Aanwijzing 1.3 Definities

  1. Onder regelingen wordt in deze aanwijzingen verstaan:
    1. algemeen verbindende voorschriften;
    2. interne regels;
    3. beleidsregels.
  2. Onder EU-regelgeving wordt in deze aanwijzingen verstaan: door de instellingen van de Europese Unie of de Europese Gemeenschap voor Atoomenergie vastgestelde:
    1. verordeningen;
    2. richtlijnen.
  3. Onder bindende EU-rechtshandelingen wordt in deze aanwijzingen verstaan: door de instellingen van de Europese Unie of de Europese Gemeenschap voor Atoomenergie vastgestelde:
    1. verordeningen;
    2. richtlijnen;
    3. besluiten zonder vermelding van adressaten;
    4. besluiten met vermelding van adressaten, voor zover mede tot Nederland gericht.

Toelichting

Eerste lid. Zie voor een nadere omlijning van deze begrippen aanwijzing 2.17 en titel 4.3 Awb. Aan interne regels en beleidsregels hoeft niet altijd de eis te worden gesteld dat zij ook wat betreft vormgeving het karakter van regelgeving hebben. Indien mogelijk dienen beleidsregels echter te worden ingedeeld in artikelen. Op beleidsregels in artikelvorm kunnen de op de vormgeving van regelingen betrekking hebbende aanwijzingen onverkort worden toegepast. Aanwijzingen van inhoudelijke aard, met name die betreffende het gebruik van regelgeving als instrument (paragraaf 2.1), kunnen op alle vormen van beleidsregels toepassing vinden. Bij interne regels zal de vormgeving in belangrijke mate afhangen van de doelgroep. Voor het reglement van orde voor de ministerraad ligt vormgeving als regelgeving meer voor de hand dan voor bijvoorbeeld gedragscodes voor alle geledingen van de rijksoverheid. In dat geval zal een minder formele vormgeving mogelijk meer aangewezen zijn.

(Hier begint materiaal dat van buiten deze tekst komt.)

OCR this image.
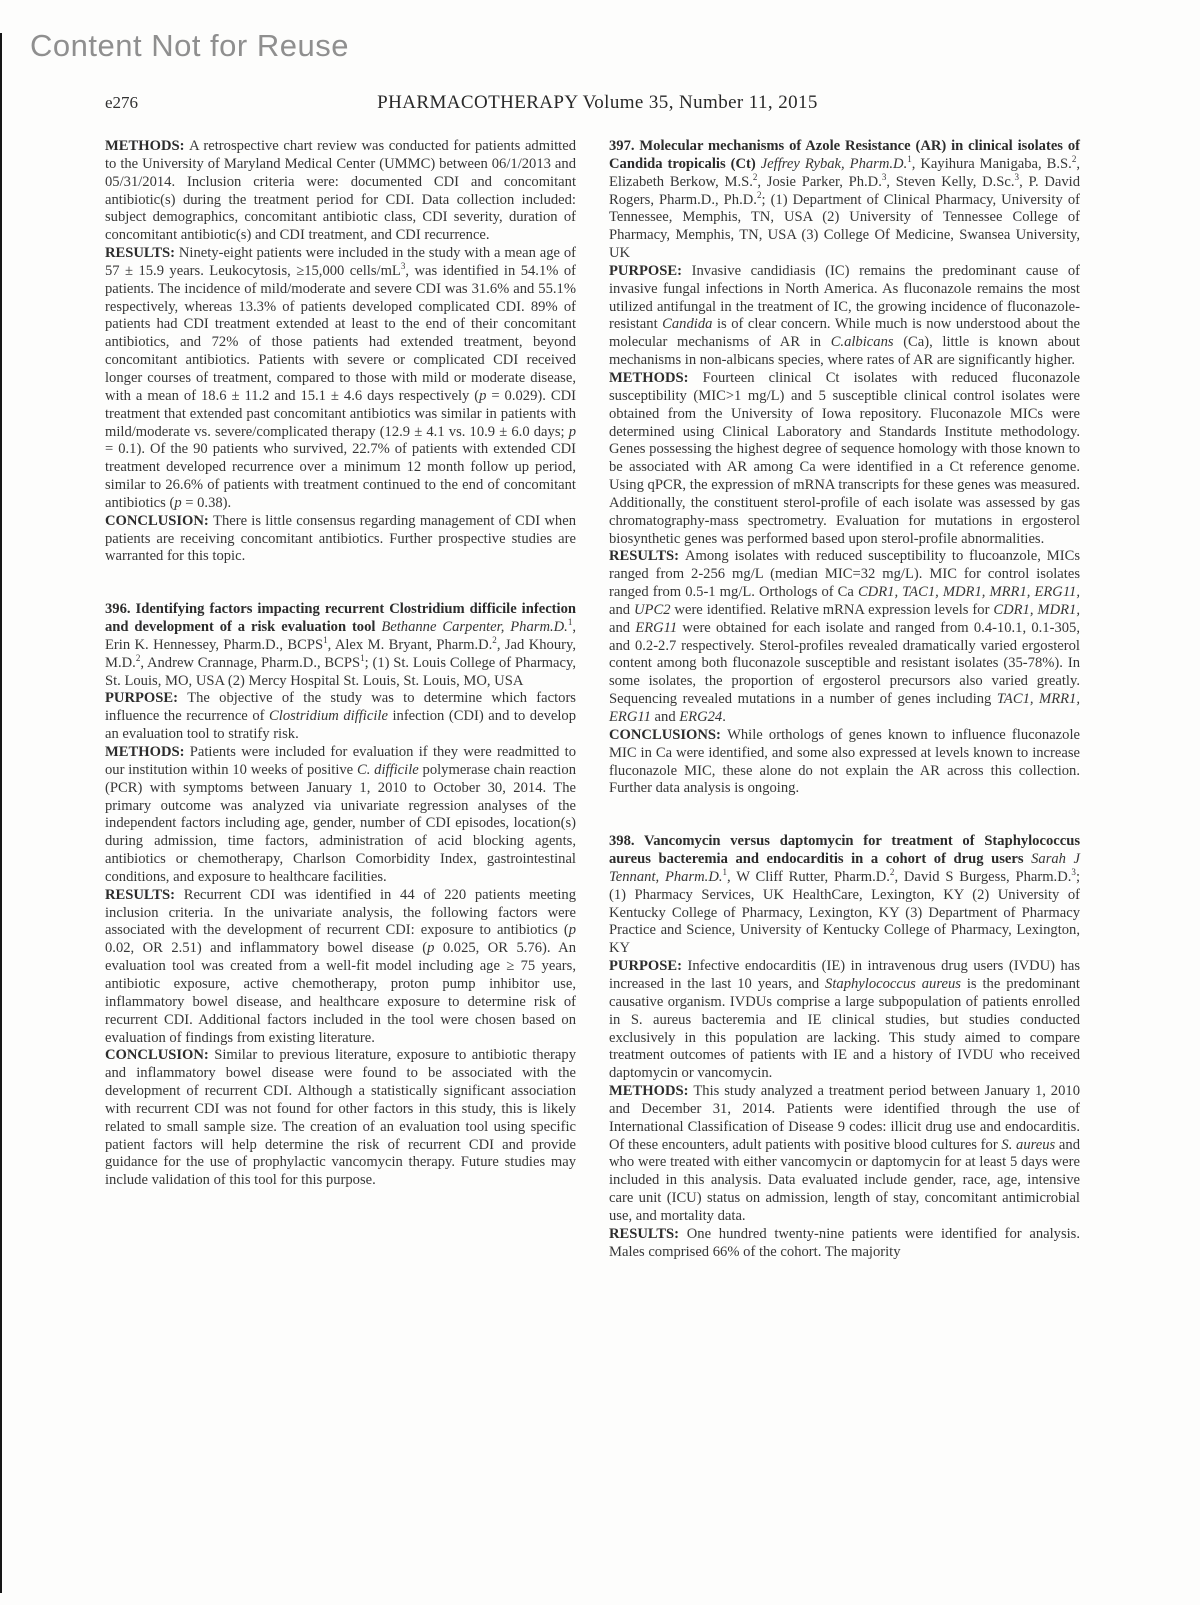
Content Not for Reuse
e276	PHARMACOTHERAPY Volume 35, Number 11, 2015

METHODS: A retrospective chart review was conducted for patients admitted to the University of Maryland Medical Center (UMMC) between 06/1/2013 and 05/31/2014. Inclusion criteria were: documented CDI and concomitant antibiotic(s) during the treatment period for CDI. Data collection included: subject demographics, concomitant antibiotic class, CDI severity, duration of concomitant antibiotic(s) and CDI treatment, and CDI recurrence.

RESULTS: Ninety-eight patients were included in the study with a mean age of 57 ± 15.9 years. Leukocytosis, ≥15,000 cells/$mL^3$, was identified in 54.1% of patients. The incidence of mild/moderate and severe CDI was 31.6% and 55.1% respectively, whereas 13.3% of patients developed complicated CDI. 89% of patients had CDI treatment extended at least to the end of their concomitant antibiotics, and 72% of those patients had extended treatment, beyond concomitant antibiotics. Patients with severe or complicated CDI received longer courses of treatment, compared to those with mild or moderate disease, with a mean of 18.6 ± 11.2 and 15.1 ± 4.6 days respectively (p = 0.029). CDI treatment that extended past concomitant antibiotics was similar in patients with mild/moderate vs. severe/complicated therapy (12.9 ± 4.1 vs. 10.9 ± 6.0 days; p = 0.1). Of the 90 patients who survived, 22.7% of patients with extended CDI treatment developed recurrence over a minimum 12 month follow up period, similar to 26.6% of patients with treatment continued to the end of concomitant antibiotics (p = 0.38).

CONCLUSION: There is little consensus regarding management of CDI when patients are receiving concomitant antibiotics. Further prospective studies are warranted for this topic.

396. Identifying factors impacting recurrent Clostridium difficile infection and development of a risk evaluation tool Bethanne Carpenter, Pharm.D.$^1$, Erin K. Hennessey, Pharm.D., BCPS$^1$, Alex M. Bryant, Pharm.D.$^2$, Jad Khoury, M.D.$^2$, Andrew Crannage, Pharm.D., BCPS$^1$; (1) St. Louis College of Pharmacy, St. Louis, MO, USA (2) Mercy Hospital St. Louis, St. Louis, MO, USA

PURPOSE: The objective of the study was to determine which factors influence the recurrence of Clostridium difficile infection (CDI) and to develop an evaluation tool to stratify risk.

METHODS: Patients were included for evaluation if they were readmitted to our institution within 10 weeks of positive C. difficile polymerase chain reaction (PCR) with symptoms between January 1, 2010 to October 30, 2014. The primary outcome was analyzed via univariate regression analyses of the independent factors including age, gender, number of CDI episodes, location(s) during admission, time factors, administration of acid blocking agents, antibiotics or chemotherapy, Charlson Comorbidity Index, gastrointestinal conditions, and exposure to healthcare facilities.

RESULTS: Recurrent CDI was identified in 44 of 220 patients meeting inclusion criteria. In the univariate analysis, the following factors were associated with the development of recurrent CDI: exposure to antibiotics (p 0.02, OR 2.51) and inflammatory bowel disease (p 0.025, OR 5.76). An evaluation tool was created from a well-fit model including age ≥ 75 years, antibiotic exposure, active chemotherapy, proton pump inhibitor use, inflammatory bowel disease, and healthcare exposure to determine risk of recurrent CDI. Additional factors included in the tool were chosen based on evaluation of findings from existing literature.

CONCLUSION: Similar to previous literature, exposure to antibiotic therapy and inflammatory bowel disease were found to be associated with the development of recurrent CDI. Although a statistically significant association with recurrent CDI was not found for other factors in this study, this is likely related to small sample size. The creation of an evaluation tool using specific patient factors will help determine the risk of recurrent CDI and provide guidance for the use of prophylactic vancomycin therapy. Future studies may include validation of this tool for this purpose.

397. Molecular mechanisms of Azole Resistance (AR) in clinical isolates of Candida tropicalis (Ct) Jeffrey Rybak, Pharm.D.$^1$, Kayihura Manigaba, B.S.$^2$, Elizabeth Berkow, M.S.$^2$, Josie Parker, Ph.D.$^3$, Steven Kelly, D.Sc.$^3$, P. David Rogers, Pharm.D., Ph.D.$^2$; (1) Department of Clinical Pharmacy, University of Tennessee, Memphis, TN, USA (2) University of Tennessee College of Pharmacy, Memphis, TN, USA (3) College Of Medicine, Swansea University, UK

PURPOSE: Invasive candidiasis (IC) remains the predominant cause of invasive fungal infections in North America. As fluconazole remains the most utilized antifungal in the treatment of IC, the growing incidence of fluconazole-resistant Candida is of clear concern. While much is now understood about the molecular mechanisms of AR in C.albicans (Ca), little is known about mechanisms in non-albicans species, where rates of AR are significantly higher.

METHODS: Fourteen clinical Ct isolates with reduced fluconazole susceptibility (MIC>1 mg/L) and 5 susceptible clinical control isolates were obtained from the University of Iowa repository. Fluconazole MICs were determined using Clinical Laboratory and Standards Institute methodology. Genes possessing the highest degree of sequence homology with those known to be associated with AR among Ca were identified in a Ct reference genome. Using qPCR, the expression of mRNA transcripts for these genes was measured. Additionally, the constituent sterol-profile of each isolate was assessed by gas chromatography-mass spectrometry. Evaluation for mutations in ergosterol biosynthetic genes was performed based upon sterol-profile abnormalities.

RESULTS: Among isolates with reduced susceptibility to flucoanzole, MICs ranged from 2-256 mg/L (median MIC=32 mg/L). MIC for control isolates ranged from 0.5-1 mg/L. Orthologs of Ca CDR1, TAC1, MDR1, MRR1, ERG11, and UPC2 were identified. Relative mRNA expression levels for CDR1, MDR1, and ERG11 were obtained for each isolate and ranged from 0.4-10.1, 0.1-305, and 0.2-2.7 respectively. Sterol-profiles revealed dramatically varied ergosterol content among both fluconazole susceptible and resistant isolates (35-78%). In some isolates, the proportion of ergosterol precursors also varied greatly. Sequencing revealed mutations in a number of genes including TAC1, MRR1, ERG11 and ERG24.

CONCLUSIONS: While orthologs of genes known to influence fluconazole MIC in Ca were identified, and some also expressed at levels known to increase fluconazole MIC, these alone do not explain the AR across this collection. Further data analysis is ongoing.

398. Vancomycin versus daptomycin for treatment of Staphylococcus aureus bacteremia and endocarditis in a cohort of drug users Sarah J Tennant, Pharm.D.$^1$, W Cliff Rutter, Pharm.D.$^2$, David S Burgess, Pharm.D.$^3$; (1) Pharmacy Services, UK HealthCare, Lexington, KY (2) University of Kentucky College of Pharmacy, Lexington, KY (3) Department of Pharmacy Practice and Science, University of Kentucky College of Pharmacy, Lexington, KY

PURPOSE: Infective endocarditis (IE) in intravenous drug users (IVDU) has increased in the last 10 years, and Staphylococcus aureus is the predominant causative organism. IVDUs comprise a large subpopulation of patients enrolled in S. aureus bacteremia and IE clinical studies, but studies conducted exclusively in this population are lacking. This study aimed to compare treatment outcomes of patients with IE and a history of IVDU who received daptomycin or vancomycin.

METHODS: This study analyzed a treatment period between January 1, 2010 and December 31, 2014. Patients were identified through the use of International Classification of Disease 9 codes: illicit drug use and endocarditis. Of these encounters, adult patients with positive blood cultures for S. aureus and who were treated with either vancomycin or daptomycin for at least 5 days were included in this analysis. Data evaluated include gender, race, age, intensive care unit (ICU) status on admission, length of stay, concomitant antimicrobial use, and mortality data.

RESULTS: One hundred twenty-nine patients were identified for analysis. Males comprised 66% of the cohort. The majority
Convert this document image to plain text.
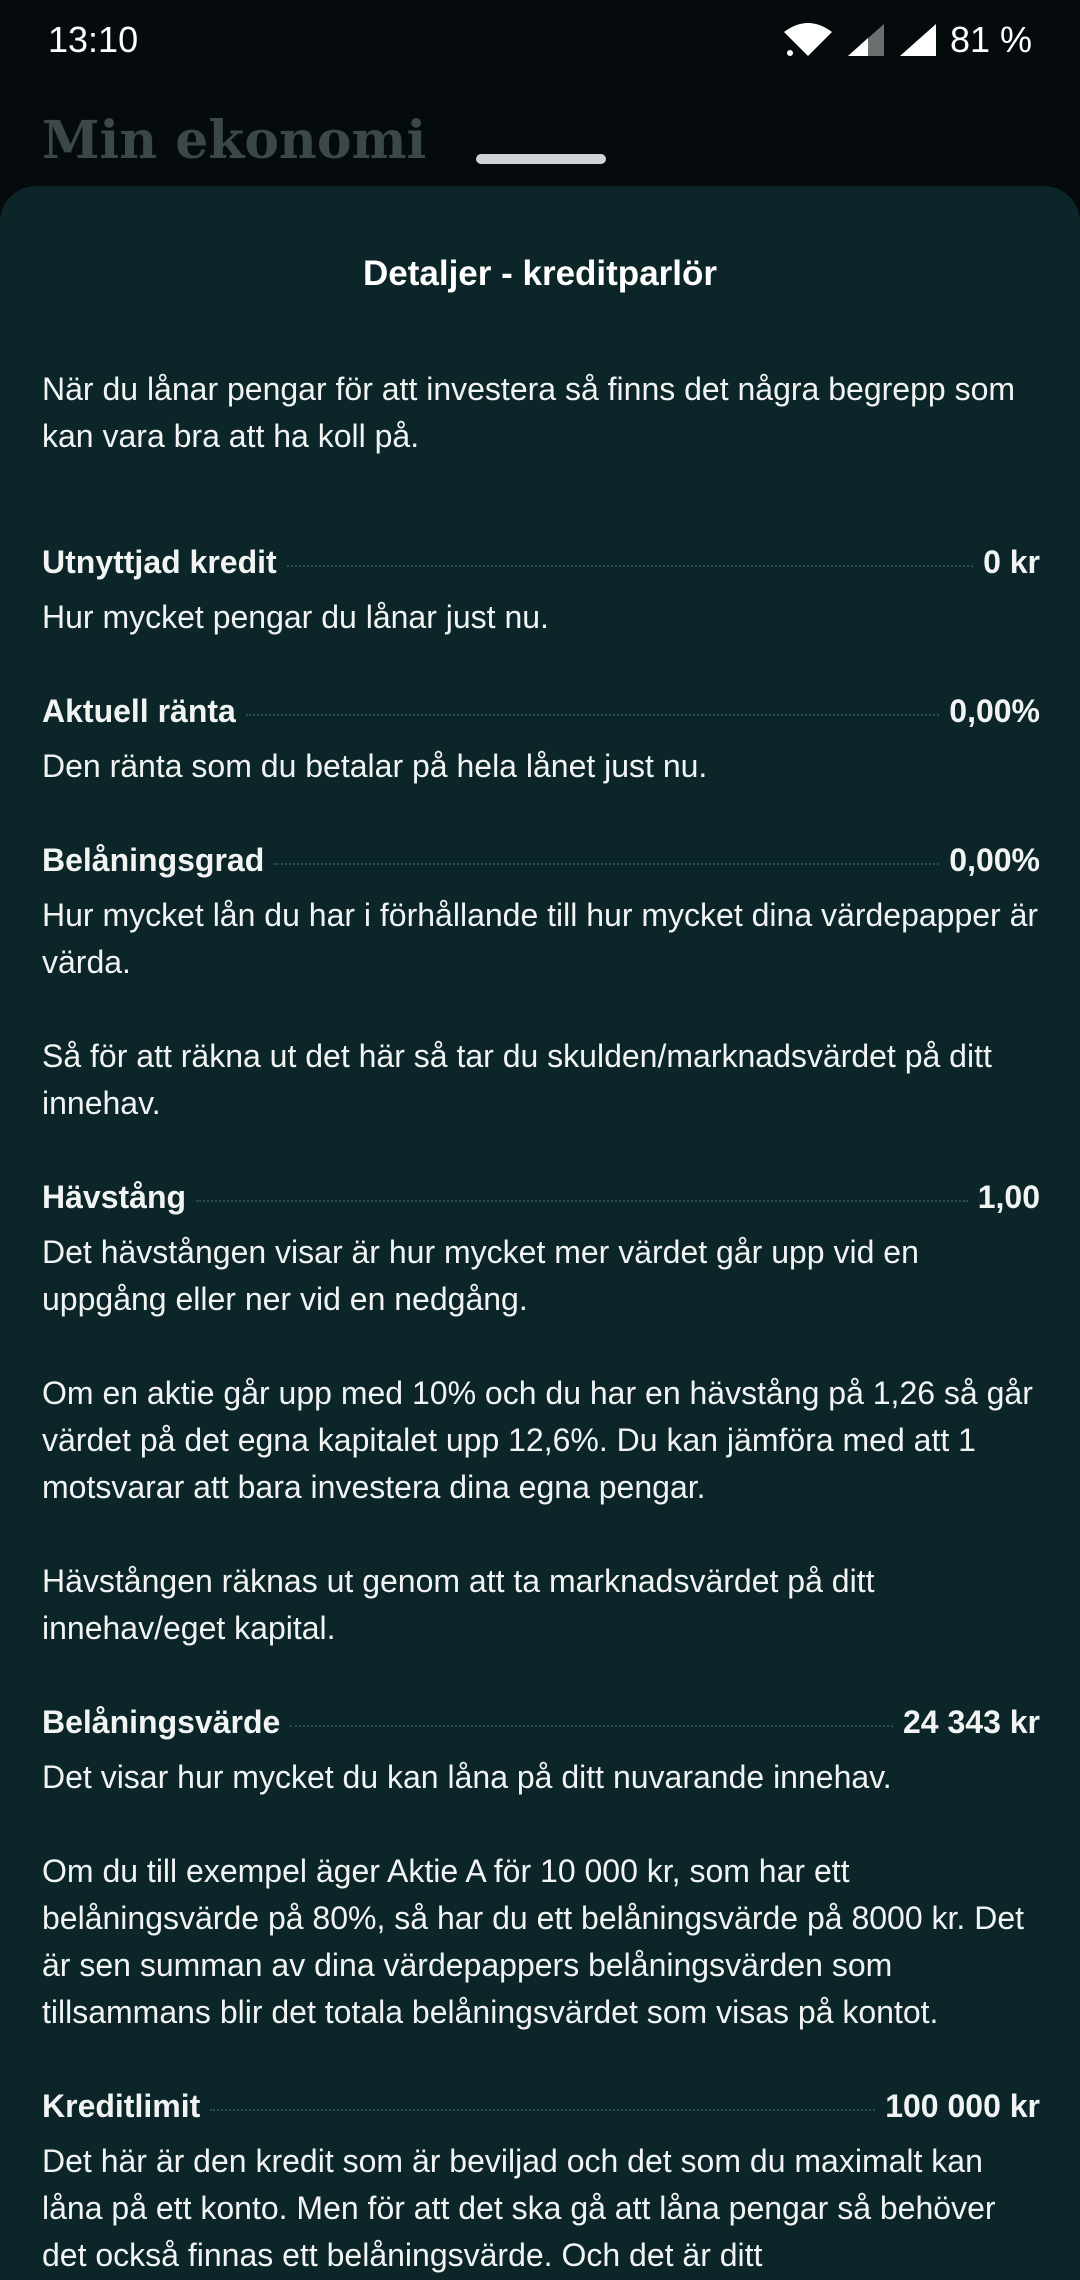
13:10	81 %
Min ekonomi
Detaljer - kreditparlör

När du lånar pengar för att investera så finns det några begrepp som kan vara bra att ha koll på.

Utnyttjad kredit	0 kr

Hur mycket pengar du lånar just nu.

Aktuell ränta	0,00%

Den ränta som du betalar på hela lånet just nu.

Belåningsgrad	0,00%

Hur mycket lån du har i förhållande till hur mycket dina värdepapper är värda.

Så för att räkna ut det här så tar du skulden/marknadsvärdet på ditt innehav.

Hävstång	1,00

Det hävstången visar är hur mycket mer värdet går upp vid en uppgång eller ner vid en nedgång.

Om en aktie går upp med 10% och du har en hävstång på 1,26 så går värdet på det egna kapitalet upp 12,6%. Du kan jämföra med att 1 motsvarar att bara investera dina egna pengar.

Hävstången räknas ut genom att ta marknadsvärdet på ditt innehav/eget kapital.

Belåningsvärde	24 343 kr

Det visar hur mycket du kan låna på ditt nuvarande innehav.

Om du till exempel äger Aktie A för 10 000 kr, som har ett belåningsvärde på 80%, så har du ett belåningsvärde på 8000 kr. Det är sen summan av dina värdepappers belåningsvärden som tillsammans blir det totala belåningsvärdet som visas på kontot.

Kreditlimit	100 000 kr

Det här är den kredit som är beviljad och det som du maximalt kan låna på ett konto. Men för att det ska gå att låna pengar så behöver det också finnas ett belåningsvärde. Och det är ditt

Tweede lid. Zie voor een nadere omlijning van deze begrippen artikel 288 VWEU. Onder deze benaming worden tevens verordeningen, richtlijnen en kaderbesluiten verstaan die tot stand zijn gekomen voorafgaand aan de inwerkingtreding van het Verdrag van Lissabon, alsmede verordeningen en richtlijnen vastgesteld op grond van artikel 106bis van het Euratomverdrag.

Derde lid. Dit lid doelt op de juridisch bindende handelingen, genoemd in artikel 288 VWEU. Ook in dit geval kan het tevens gaan om juridisch bindende handelingen die zijn vastgesteld op grond van artikel 106bis van het Euratomverdrag. Door de toevoeging van "bindende" aan "EU-rechtshande­lingen" worden de overige rechtsinstrumenten van artikel 288 VWEU uitgesloten.

Het oude begrip "beschikking" uit artikel 249 EG-Verdrag is met het Verdrag van Lissabon vervangen door "besluit". Het vereiste van een concrete adressaat is daarbij vervallen. Het nieuwe besluitbegrip uit artikel 288 VWEU omvat twee typen rechtshandelingen: besluiten met adressaat die vooral gebruikt worden voor gevallen waarin onder het EG-verdrag beschikkingen golden, en besluiten zonder adressaat. Zie ook de Handleiding Wetgeving en Europa.